I’ve been at this for four long years, and ready to throw in the towel. Unless you have an entire village of people or army of groundskeepers like Martha Stewart, you’re likely to end up with something that looks and functions really half-assed. Somehow the perma gurus get huge native trees to grow from tiny seedlings in the desert with nothing more than a couple of applications of cow poop and watering once a week. Entire ecosystems are miraculously rejuvenated from dead hillsides with nothing but some free seedlings, saved seed, a bit of manure, some rocks and a bit of elbow grease. I have yet to see any permaculturists discuss what to do when the weeds and non-native grasses, destructive rodents and other pests invade, when the soil is too crappy and sandy to grow anything useful unless it’s amended year after year after year with fantastic quantities of compost, or when veggies bolt and go to seed too quickly to be eaten but scatter all over and come up everywhere in subsequent years. Apparently these are problems unique to me as nobody else ever seems to mention themI’m trying to create a compromise between an overgrown, out-of-control foraging free-for-all that most permacultures are, and something nice enough that you can feel proud when the gardening club comes over. I’m seeing that it takes a LONG time and a LOT more work than one person can do, at least when starting from scratch.My advice? Plant a conventional lawn, and remove it piece by piece as you install your perma plants. Keep your design really simple and focus on small areas each season. Also, think carefully about placement of things (like, I got a piece of equipment INTO this space, but can I get it OUT again when it needs repair?

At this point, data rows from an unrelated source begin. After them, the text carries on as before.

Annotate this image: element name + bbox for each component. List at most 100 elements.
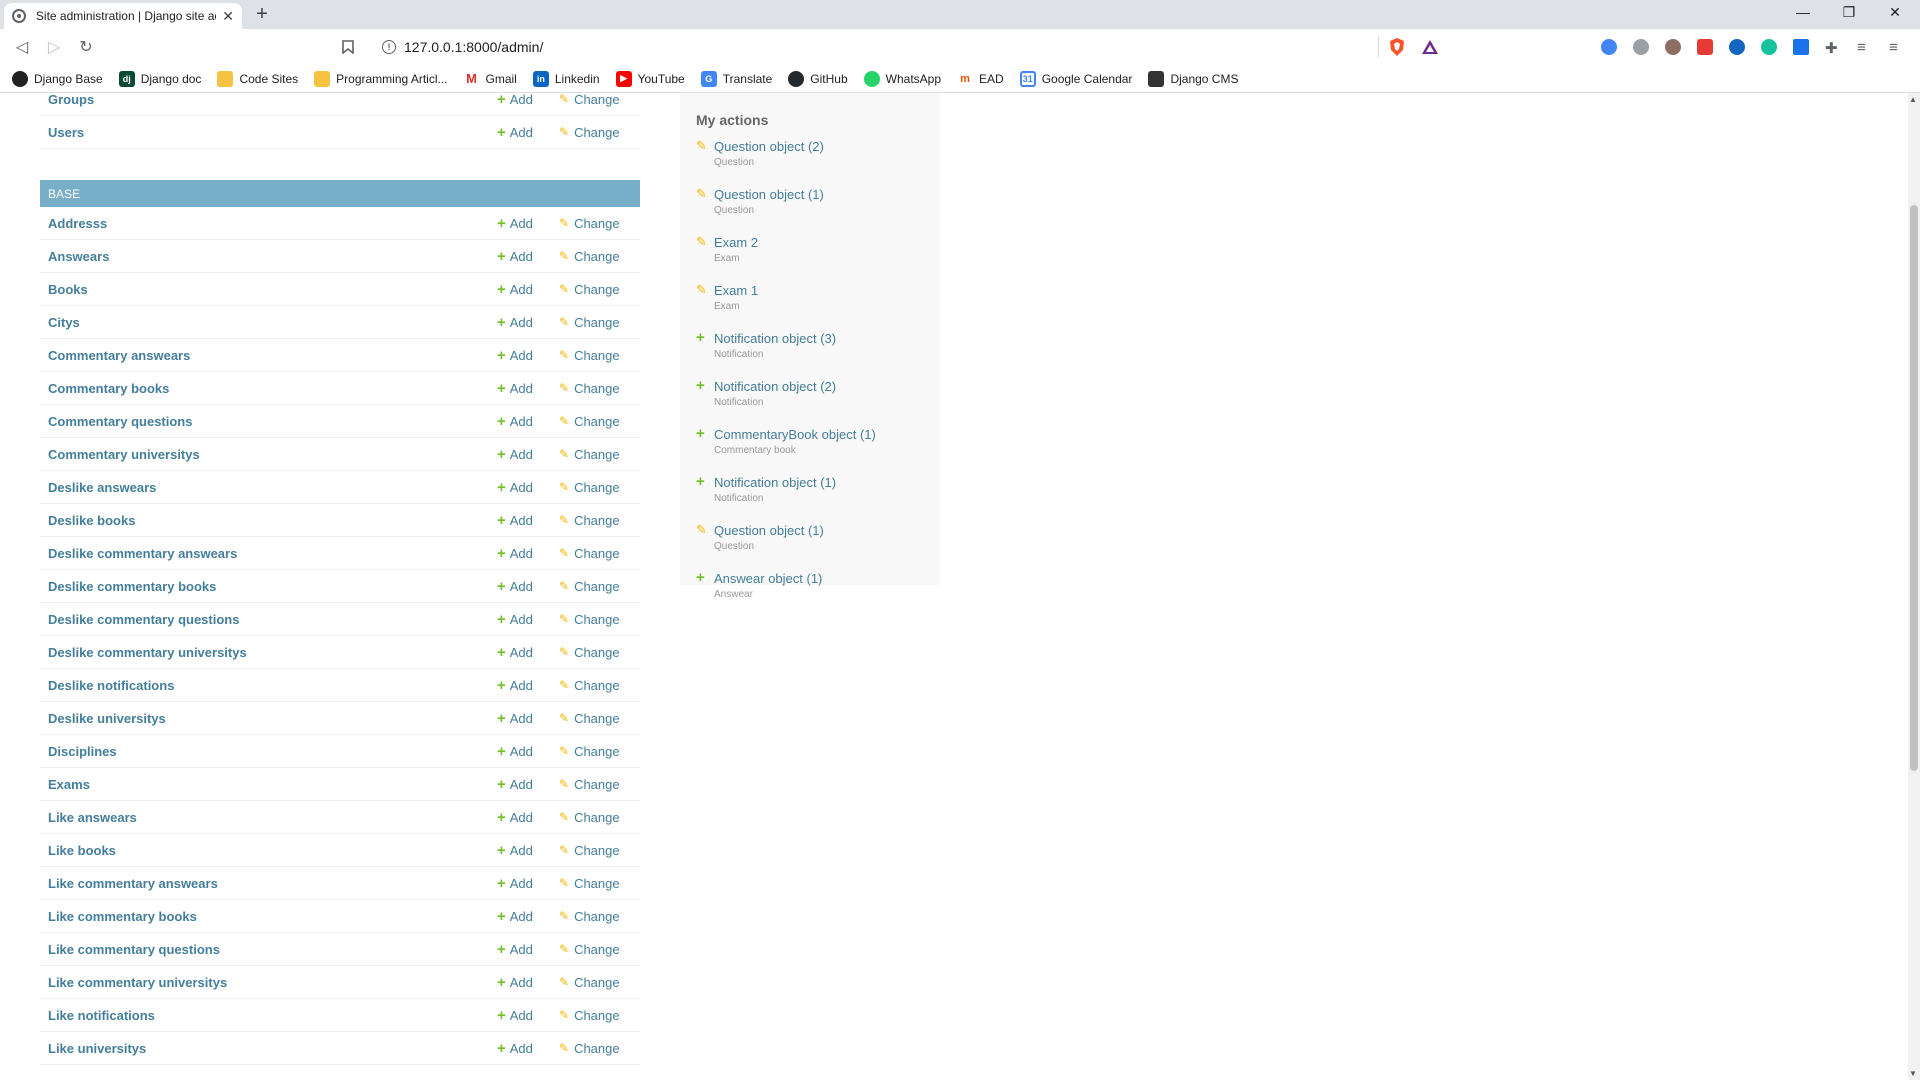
browser-tab[interactable]: Site administration | Django site ad ✕ bbox=[4, 3, 242, 29]
model-link[interactable]: Deslike answears bbox=[48, 480, 497, 495]
change-link[interactable]: ✎ Change bbox=[559, 711, 632, 726]
add-link[interactable]: + Add bbox=[497, 249, 559, 264]
action-link[interactable]: Answear object (1) bbox=[714, 571, 822, 586]
add-link[interactable]: + Add bbox=[497, 1041, 559, 1056]
site-info-icon[interactable]: ! bbox=[382, 39, 396, 54]
change-link[interactable]: ✎ Change bbox=[559, 315, 632, 330]
add-link[interactable]: + Add bbox=[497, 975, 559, 990]
bookmark-gmail[interactable]: M Gmail bbox=[463, 70, 517, 87]
add-link[interactable]: + Add bbox=[497, 876, 559, 891]
add-link[interactable]: + Add bbox=[497, 744, 559, 759]
change-link[interactable]: ✎ Change bbox=[559, 381, 632, 396]
scroll-down-icon[interactable]: ▼ bbox=[1909, 1069, 1917, 1078]
change-link[interactable]: ✎ Change bbox=[559, 546, 632, 561]
brave-rewards-icon[interactable] bbox=[1421, 37, 1439, 57]
add-link[interactable]: + Add bbox=[497, 612, 559, 627]
action-link[interactable]: Notification object (1) bbox=[714, 475, 836, 490]
action-link[interactable]: Exam 1 bbox=[714, 283, 758, 298]
bookmark-translate[interactable]: G Translate bbox=[700, 70, 772, 87]
change-link[interactable]: ✎ Change bbox=[559, 249, 632, 264]
bookmark-django-cms[interactable]: Django CMS bbox=[1148, 70, 1238, 87]
model-link[interactable]: Like books bbox=[48, 843, 497, 858]
change-link[interactable]: ✎ Change bbox=[559, 909, 632, 924]
bookmark-github[interactable]: GitHub bbox=[788, 70, 848, 87]
add-link[interactable]: + Add bbox=[497, 843, 559, 858]
add-link[interactable]: + Add bbox=[497, 513, 559, 528]
model-link[interactable]: Addresss bbox=[48, 216, 497, 231]
model-link[interactable]: Commentary questions bbox=[48, 414, 497, 429]
add-link[interactable]: + Add bbox=[497, 282, 559, 297]
change-link[interactable]: ✎ Change bbox=[559, 975, 632, 990]
bookmark-whatsapp[interactable]: WhatsApp bbox=[863, 70, 941, 87]
model-link[interactable]: Like commentary universitys bbox=[48, 975, 497, 990]
scrollbar-thumb[interactable] bbox=[1910, 205, 1918, 771]
model-link[interactable]: Deslike commentary questions bbox=[48, 612, 497, 627]
close-tab-icon[interactable]: ✕ bbox=[222, 8, 234, 25]
change-link[interactable]: ✎ Change bbox=[559, 1008, 632, 1023]
model-link[interactable]: Deslike universitys bbox=[48, 711, 497, 726]
reading-list-icon[interactable]: ≡ bbox=[1857, 39, 1873, 56]
action-link[interactable]: Question object (2) bbox=[714, 139, 824, 154]
add-link[interactable]: + Add bbox=[497, 348, 559, 363]
bookmark-code-sites[interactable]: Code Sites bbox=[217, 70, 298, 87]
change-link[interactable]: ✎ Change bbox=[559, 744, 632, 759]
model-link[interactable]: Like commentary books bbox=[48, 909, 497, 924]
model-link[interactable]: Disciplines bbox=[48, 744, 497, 759]
change-link[interactable]: ✎ Change bbox=[559, 612, 632, 627]
add-link[interactable]: + Add bbox=[497, 777, 559, 792]
change-link[interactable]: ✎ Change bbox=[559, 125, 632, 140]
add-link[interactable]: + Add bbox=[497, 125, 559, 140]
extension-icon[interactable] bbox=[1729, 39, 1745, 55]
action-link[interactable]: Question object (1) bbox=[714, 187, 824, 202]
model-link-groups[interactable]: Groups bbox=[48, 93, 497, 107]
model-link[interactable]: Deslike notifications bbox=[48, 678, 497, 693]
add-link[interactable]: + Add bbox=[497, 909, 559, 924]
minimize-icon[interactable]: — bbox=[1780, 4, 1826, 20]
change-link[interactable]: ✎ Change bbox=[559, 876, 632, 891]
bookmark-ead[interactable]: m EAD bbox=[957, 70, 1004, 87]
change-link[interactable]: ✎ Change bbox=[559, 348, 632, 363]
model-link[interactable]: Like answears bbox=[48, 810, 497, 825]
change-link[interactable]: ✎ Change bbox=[559, 447, 632, 462]
extension-icon[interactable] bbox=[1793, 39, 1809, 55]
model-link[interactable]: Commentary universitys bbox=[48, 447, 497, 462]
model-link[interactable]: Answears bbox=[48, 249, 497, 264]
action-link[interactable]: Exam 2 bbox=[714, 235, 758, 250]
change-link[interactable]: ✎ Change bbox=[559, 810, 632, 825]
add-link[interactable]: + Add bbox=[497, 678, 559, 693]
add-link[interactable]: + Add bbox=[497, 216, 559, 231]
change-link[interactable]: ✎ Change bbox=[559, 480, 632, 495]
translate-ext-icon[interactable] bbox=[1601, 39, 1617, 55]
bookmark-google-calendar[interactable]: 31 Google Calendar bbox=[1019, 70, 1132, 87]
menu-icon[interactable]: ≡ bbox=[1889, 39, 1905, 56]
page-scrollbar[interactable]: ▲ ▼ bbox=[1908, 93, 1920, 1080]
change-link[interactable]: ✎ Change bbox=[559, 93, 632, 107]
change-link[interactable]: ✎ Change bbox=[559, 678, 632, 693]
action-link[interactable]: Notification object (2) bbox=[714, 379, 836, 394]
url-text[interactable]: 127.0.0.1:8000/admin/ bbox=[404, 39, 543, 55]
model-link[interactable]: Like commentary questions bbox=[48, 942, 497, 957]
action-link[interactable]: Notification object (3) bbox=[714, 331, 836, 346]
model-link[interactable]: Commentary books bbox=[48, 381, 497, 396]
add-link[interactable]: + Add bbox=[497, 1008, 559, 1023]
grammarly-icon[interactable] bbox=[1761, 39, 1777, 55]
add-link[interactable]: + Add bbox=[497, 93, 559, 107]
model-link[interactable]: Deslike books bbox=[48, 513, 497, 528]
add-link[interactable]: + Add bbox=[497, 942, 559, 957]
action-link[interactable]: CommentaryBook object (1) bbox=[714, 427, 876, 442]
add-link[interactable]: + Add bbox=[497, 579, 559, 594]
action-link[interactable]: Question object (1) bbox=[714, 523, 824, 538]
add-link[interactable]: + Add bbox=[497, 480, 559, 495]
add-link[interactable]: + Add bbox=[497, 810, 559, 825]
add-link[interactable]: + Add bbox=[497, 315, 559, 330]
model-link[interactable]: Deslike commentary books bbox=[48, 579, 497, 594]
add-link[interactable]: + Add bbox=[497, 711, 559, 726]
change-link[interactable]: ✎ Change bbox=[559, 942, 632, 957]
reload-icon[interactable]: ↻ bbox=[75, 36, 97, 58]
module-caption-base[interactable]: BASE bbox=[40, 180, 640, 207]
model-link[interactable]: Deslike commentary universitys bbox=[48, 645, 497, 660]
change-link[interactable]: ✎ Change bbox=[559, 216, 632, 231]
scroll-up-icon[interactable]: ▲ bbox=[1909, 95, 1917, 104]
model-link[interactable]: Deslike commentary answears bbox=[48, 546, 497, 561]
model-link[interactable]: Citys bbox=[48, 315, 497, 330]
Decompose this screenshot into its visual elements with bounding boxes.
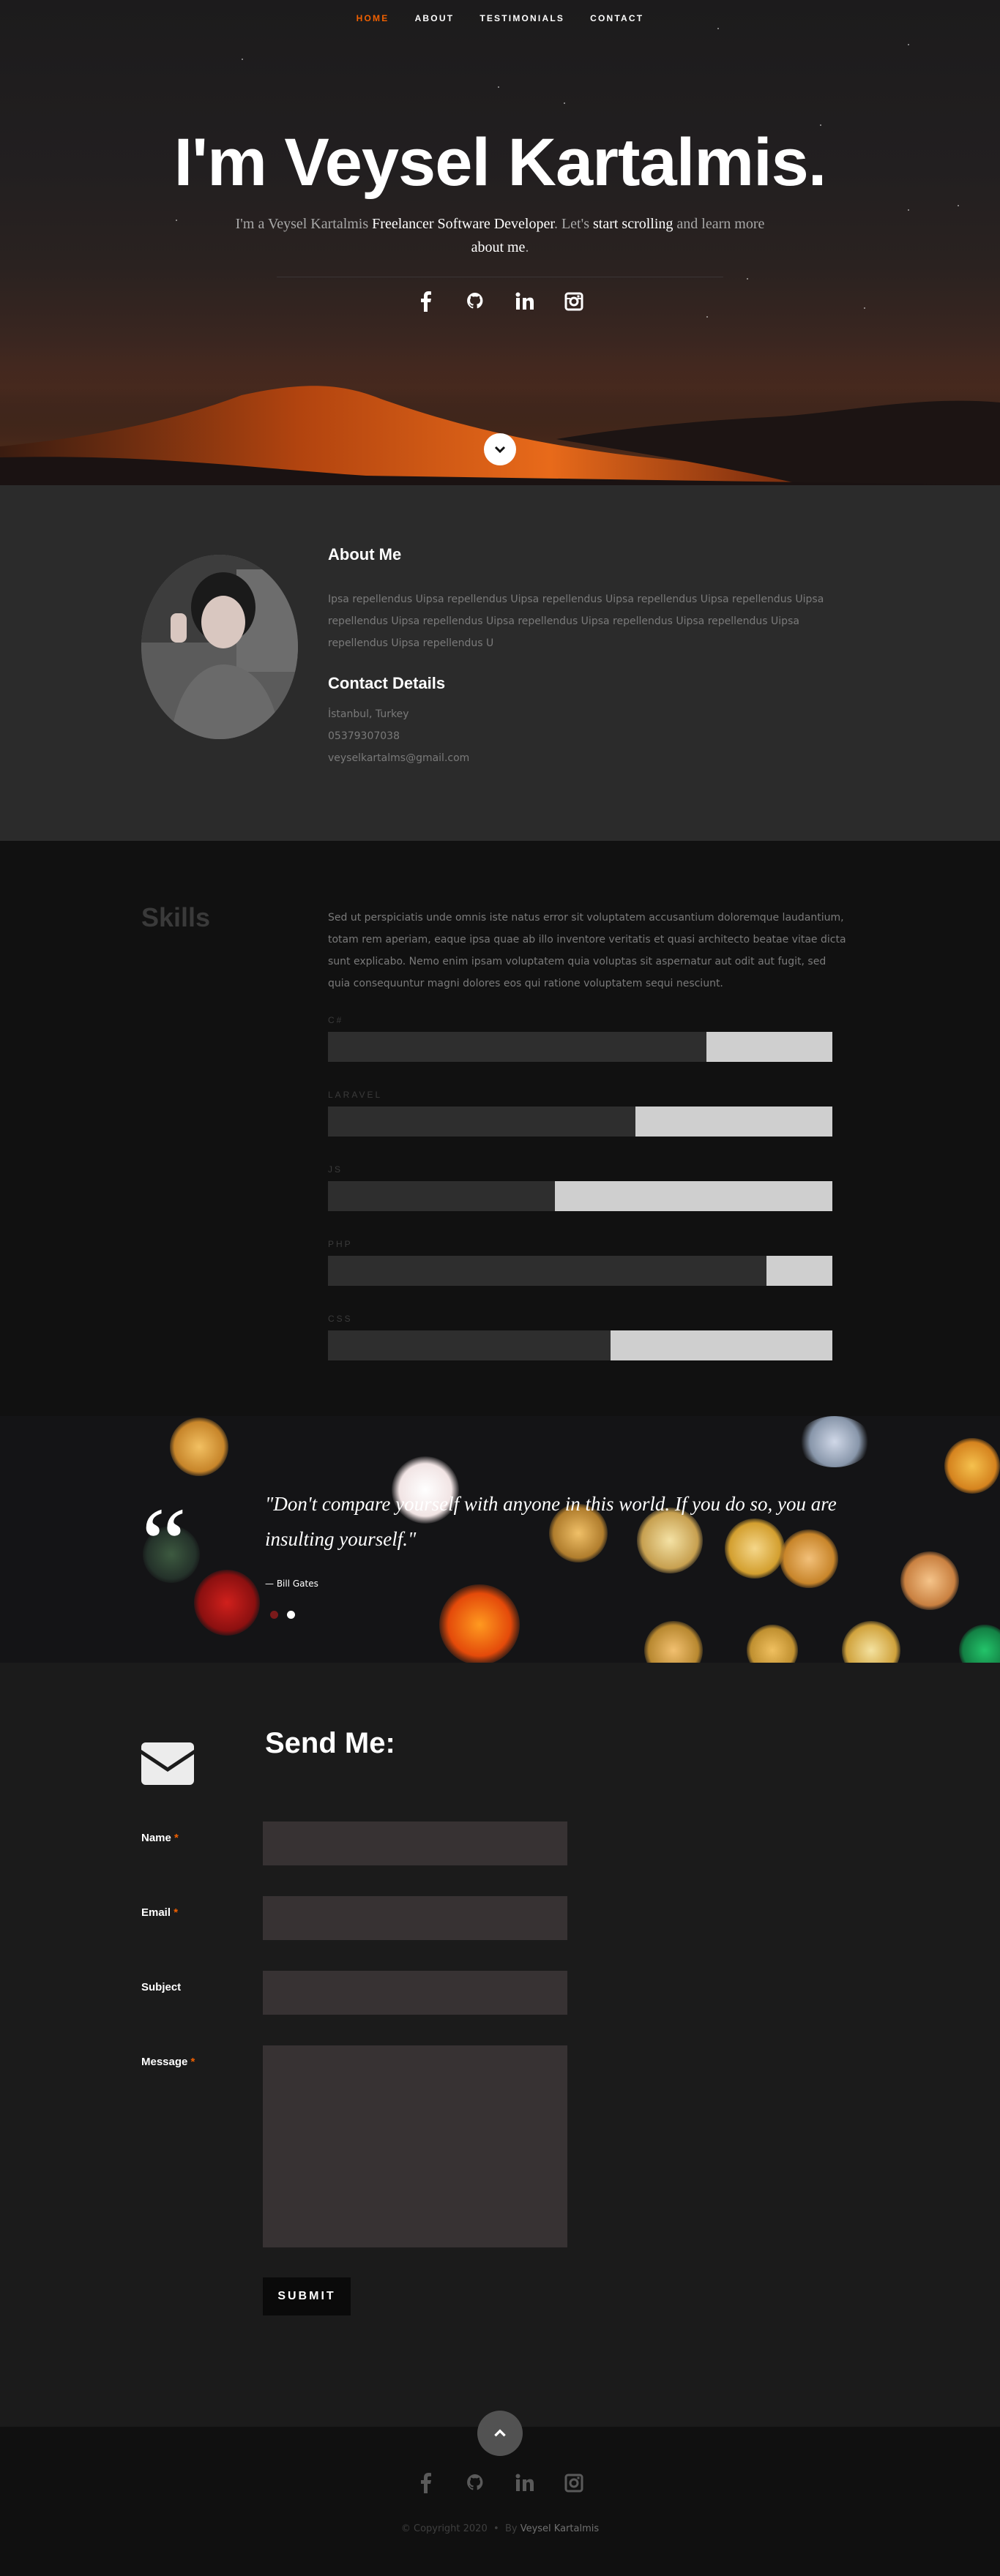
instagram-icon[interactable] — [564, 2473, 583, 2493]
envelope-icon — [141, 1742, 194, 1785]
footer: © Copyright 2020 • By Veysel Kartalmis — [0, 2411, 1000, 2576]
name-field[interactable] — [263, 1821, 567, 1865]
hero-intro-end: . — [525, 239, 529, 255]
slider-dot-1[interactable] — [270, 1611, 278, 1619]
hero-intro-and: and learn more — [673, 216, 765, 232]
skill-bar — [328, 1181, 832, 1211]
chevron-down-icon — [494, 446, 506, 454]
skill-bar — [328, 1032, 832, 1062]
facebook-icon[interactable] — [417, 291, 436, 312]
copyright-by: By — [504, 2523, 518, 2534]
subject-field[interactable] — [263, 1971, 567, 2015]
contact-details-heading: Contact Details — [328, 674, 446, 692]
main-nav: HOME ABOUT TESTIMONIALS CONTACT — [0, 10, 1000, 24]
name-label: Name * — [141, 1832, 179, 1844]
hero-section: HOME ABOUT TESTIMONIALS CONTACT I'm Veys… — [0, 0, 1000, 485]
skill-label: CSS — [328, 1314, 353, 1324]
contact-phone: 05379307038 — [328, 730, 400, 742]
about-heading: About Me — [328, 545, 402, 564]
nav-testimonials[interactable]: TESTIMONIALS — [480, 13, 564, 23]
required-mark: * — [174, 1832, 179, 1844]
skill-bar-fill — [328, 1181, 555, 1211]
email-label: Email * — [141, 1906, 178, 1919]
skill-bar — [328, 1330, 832, 1360]
linkedin-icon[interactable] — [515, 2473, 534, 2493]
copyright: © Copyright 2020 • By Veysel Kartalmis — [0, 2523, 1000, 2534]
instagram-icon[interactable] — [564, 291, 583, 312]
quote-icon: “ — [141, 1487, 187, 1600]
contact-email[interactable]: veyselkartalms@gmail.com — [328, 752, 469, 764]
testimonial-author: — Bill Gates — [265, 1579, 318, 1589]
back-to-top-button[interactable] — [477, 2411, 523, 2456]
start-scrolling-link[interactable]: start scrolling — [593, 216, 673, 232]
skills-heading: Skills — [141, 902, 211, 932]
about-text: Ipsa repellendus Uipsa repellendus Uipsa… — [328, 594, 824, 649]
subject-label-text: Subject — [141, 1981, 182, 1993]
required-mark: * — [190, 2056, 195, 2068]
email-label-text: Email — [141, 1906, 171, 1919]
hero-intro: I'm a Veysel Kartalmis Freelancer Softwa… — [227, 212, 773, 259]
about-me-link[interactable]: about me — [471, 239, 526, 255]
skill-label: LARAVEL — [328, 1090, 383, 1100]
github-icon[interactable] — [466, 2473, 485, 2493]
email-field[interactable] — [263, 1896, 567, 1940]
nav-home[interactable]: HOME — [357, 13, 389, 23]
message-textarea[interactable] — [263, 2045, 567, 2247]
contact-title: Send Me: — [265, 1727, 395, 1759]
facebook-icon[interactable] — [417, 2473, 436, 2493]
submit-button[interactable]: SUBMIT — [263, 2277, 351, 2315]
skills-text: Sed ut perspiciatis unde omnis iste natu… — [328, 912, 846, 989]
desert-dunes-illustration — [0, 366, 1000, 485]
contact-section: Send Me: Name * Email * Subject Message … — [0, 1663, 1000, 2427]
required-mark: * — [173, 1906, 179, 1919]
avatar — [141, 555, 298, 739]
hero-intro-mid: . Let's — [553, 216, 593, 232]
copyright-separator: • — [493, 2523, 499, 2534]
testimonials-section: “ "Don't compare yourself with anyone in… — [0, 1416, 1000, 1663]
skill-bar-fill — [328, 1107, 635, 1137]
skill-bar — [328, 1256, 832, 1286]
message-label-text: Message — [141, 2056, 188, 2068]
skills-section: Skills Sed ut perspiciatis unde omnis is… — [0, 841, 1000, 1416]
slider-dot-2[interactable] — [287, 1611, 295, 1619]
skill-label: JS — [328, 1164, 343, 1175]
name-label-text: Name — [141, 1832, 171, 1844]
skill-label: PHP — [328, 1239, 353, 1249]
message-label: Message * — [141, 2056, 195, 2068]
footer-social-links — [0, 2473, 1000, 2493]
skill-bar-fill — [328, 1256, 766, 1286]
skill-bar — [328, 1107, 832, 1137]
chevron-up-icon — [494, 2429, 506, 2437]
linkedin-icon[interactable] — [515, 291, 534, 312]
github-icon[interactable] — [466, 291, 485, 312]
skill-label: C# — [328, 1015, 344, 1025]
hero-role: Freelancer Software Developer — [372, 216, 554, 232]
hero-title: I'm Veysel Kartalmis. — [173, 125, 827, 200]
scroll-down-button[interactable] — [484, 433, 516, 465]
copyright-text: © Copyright 2020 — [400, 2523, 488, 2534]
contact-location: İstanbul, Turkey — [328, 708, 409, 720]
testimonial-quote: "Don't compare yourself with anyone in t… — [265, 1493, 837, 1550]
skill-bar-fill — [328, 1330, 611, 1360]
hero-social-links — [0, 291, 1000, 312]
skill-bar-fill — [328, 1032, 706, 1062]
copyright-author-link[interactable]: Veysel Kartalmis — [520, 2523, 599, 2534]
profile-photo — [141, 555, 298, 739]
nav-contact[interactable]: CONTACT — [590, 13, 643, 23]
hero-intro-prefix: I'm a Veysel Kartalmis — [235, 216, 373, 232]
nav-about[interactable]: ABOUT — [415, 13, 455, 23]
about-section: About Me Ipsa repellendus Uipsa repellen… — [0, 485, 1000, 841]
subject-label: Subject — [141, 1981, 181, 1993]
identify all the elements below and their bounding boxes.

I’ve read a lot of permit blogs and watched a lot of backyard permaculture videos and the design mistakes many people make leave me cringing (like, planting a jujube tree near the foundation of a home 😖). So, there’s a LOT of bad advice out there! Good luck with your pursuits, though, and just know that when you hear people bragging about how fantastic and cheap and easy their perma came together, “other people’s results may not be the same as performance for YOU”!
3 years ago
I've had a similar experience - here in Boise, tried to grow Pistachios from fresh seed twice, and failed twice. Mail ordered for cuttings, tried them twice, they died twice. I need properly rooted seedlings. OGW had Uzbecks, but lost their supplier over a year ago and they're not sure if they'll ever get them back. Nobody else that I know of - and believe me, I've searched - sells real, heirloom P's. Just standard, meh, commercial varieties bred to be pampered in Cali orchards. I think they'll grow well in our very sandy soil on a hot, minimally irrigated south slope here in Boise, is I can find them! If the orghard in Utah is anbandoned, would anybody be willing to take and root cuttings from there for sale to the permies community?